Angus Leeming <[EMAIL PROTECTED]> writes:

> 
> Ideally, we'd remove the hard-coding from the compiled source:
> 
> $ grep -r '"sh ' src | grep -v ChangeLog | grep -v Makefile
> src/lyx_main.C:         "sh " + QuoteName(configure_script);
> src/converter.C:                                "sh " +
> src/lyx_cb.C:   string const configure_command = "sh " + 
> QuoteName(configure_script);
> src/frontends/controllers/tex_helpers.C:                        "sh " +
> src/graphics/GraphicsConverter.C:                       "sh " +
> src/graphics/GraphicsConverter.C:               script_command_ = "sh " + 
> QuoteName(script_file_) + ' ' +
> 
> > Anyway, it does not sound too difficult to replace this on-the-fly script
> > with equivalent python code.
> 
> Sure. It's not.
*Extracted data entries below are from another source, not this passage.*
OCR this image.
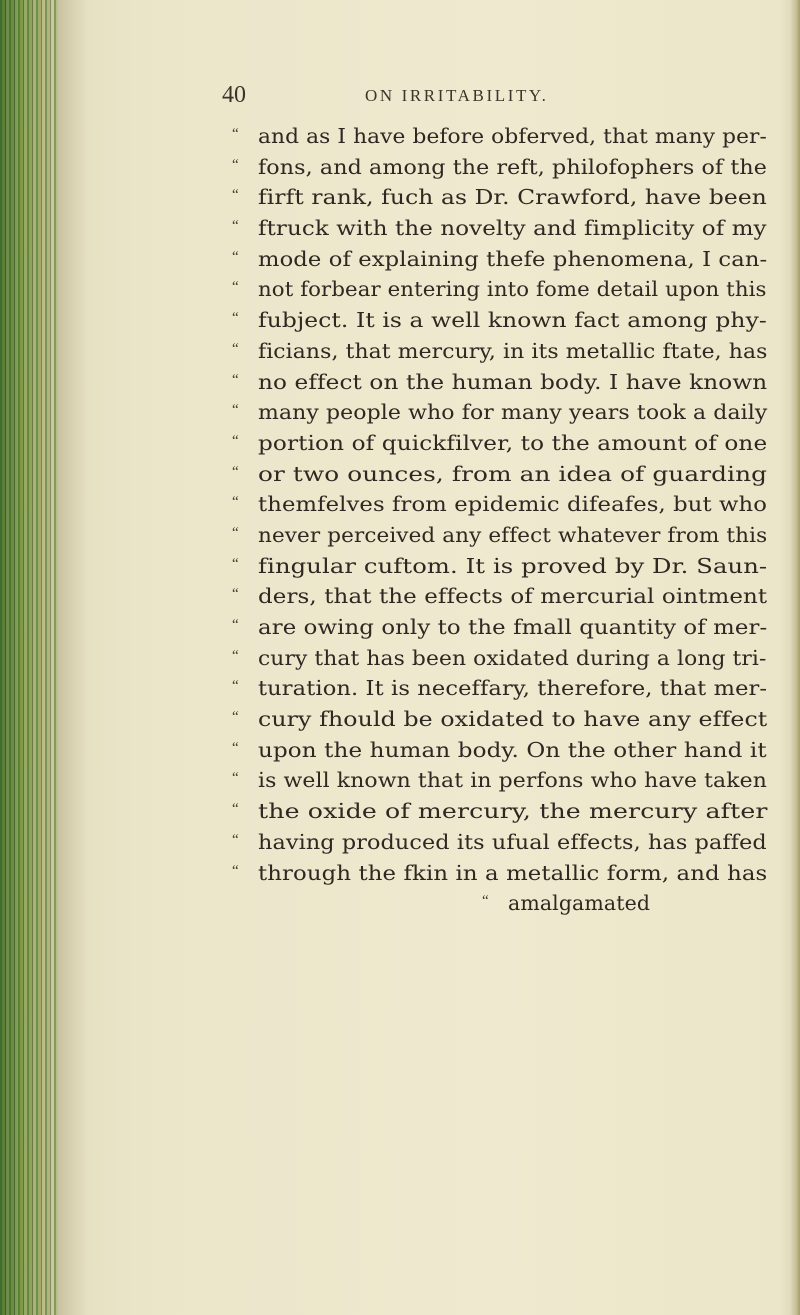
40	ON IRRITABILITY.
“ and as I have before obferved, that many per-
“ fons, and among the reft, philofophers of the
“ firft rank, fuch as Dr. Crawford, have been
“ ftruck with the novelty and fimplicity of my
“ mode of explaining thefe phenomena, I can-
“ not forbear entering into fome detail upon this
“ fubject. It is a well known fact among phy-
“ ficians, that mercury, in its metallic ftate, has
“ no effect on the human body. I have known
“ many people who for many years took a daily
“ portion of quickfilver, to the amount of one
“ or two ounces, from an idea of guarding
“ themfelves from epidemic difeafes, but who
“ never perceived any effect whatever from this
“ fingular cuftom. It is proved by Dr. Saun-
“ ders, that the effects of mercurial ointment
“ are owing only to the fmall quantity of mer-
“ cury that has been oxidated during a long tri-
“ turation. It is neceffary, therefore, that mer-
“ cury fhould be oxidated to have any effect
“ upon the human body. On the other hand it
“ is well known that in perfons who have taken
“ the oxide of mercury, the mercury after
“ having produced its ufual effects, has paffed
“ through the fkin in a metallic form, and has
“ amalgamated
It just needs time and energy.
> 
> > I may come up with a patch to src/graphics/GraphicsConverter.C soon.
> > Bo
> 

Bo's idea doesn't seem to me far-fetched.  In fact, I compiled a lyx2lyx.exe
with py2exe, distributed with Python 2.4.1, available at the wiki page; what you
get is a directory containing a caller to yourapp.exe, the python.dll library, a
zipped file with the byte-compiled files required for your script, and the
unzipping library. It would be possible to make an .exe file for every python
script, pack together all the required byte-compiled files into one big .zip,
and distribute a single python.dll file.  

However, it seems to me that this may be done only for the lib/configure and the
lib/scripts/*.sh scripts; the scripts generated on the fly by
GraphicsConverter.C indeed may be trickier: if you can't make sure all scripts
are called exactly the same---which makes the on-the-run generation
pointless---, and they all need exactly the same .pyo files for processing, then
you need the python.exe anyway.  

Thus, in practical terms, you either have to remove the dependency on those
on-the-fly generated python scripts, or you need to make sure any of such
lyx-generated python scripts require exactly the same byte-compiled python
modules; in the latter case, you must include the python.exe in the
distribution.  I think the first strategy is the more general: if you need only
one script (perhaps taking the filenames and extensions as arguments), it may be
dealt with as the configure and the other shell scripts.

(BTW, here you get more arguments to implement some built-in scripting language)

Luis.

P.S.  I tried Lout once; not a chance against TeX. (No flame or BS.)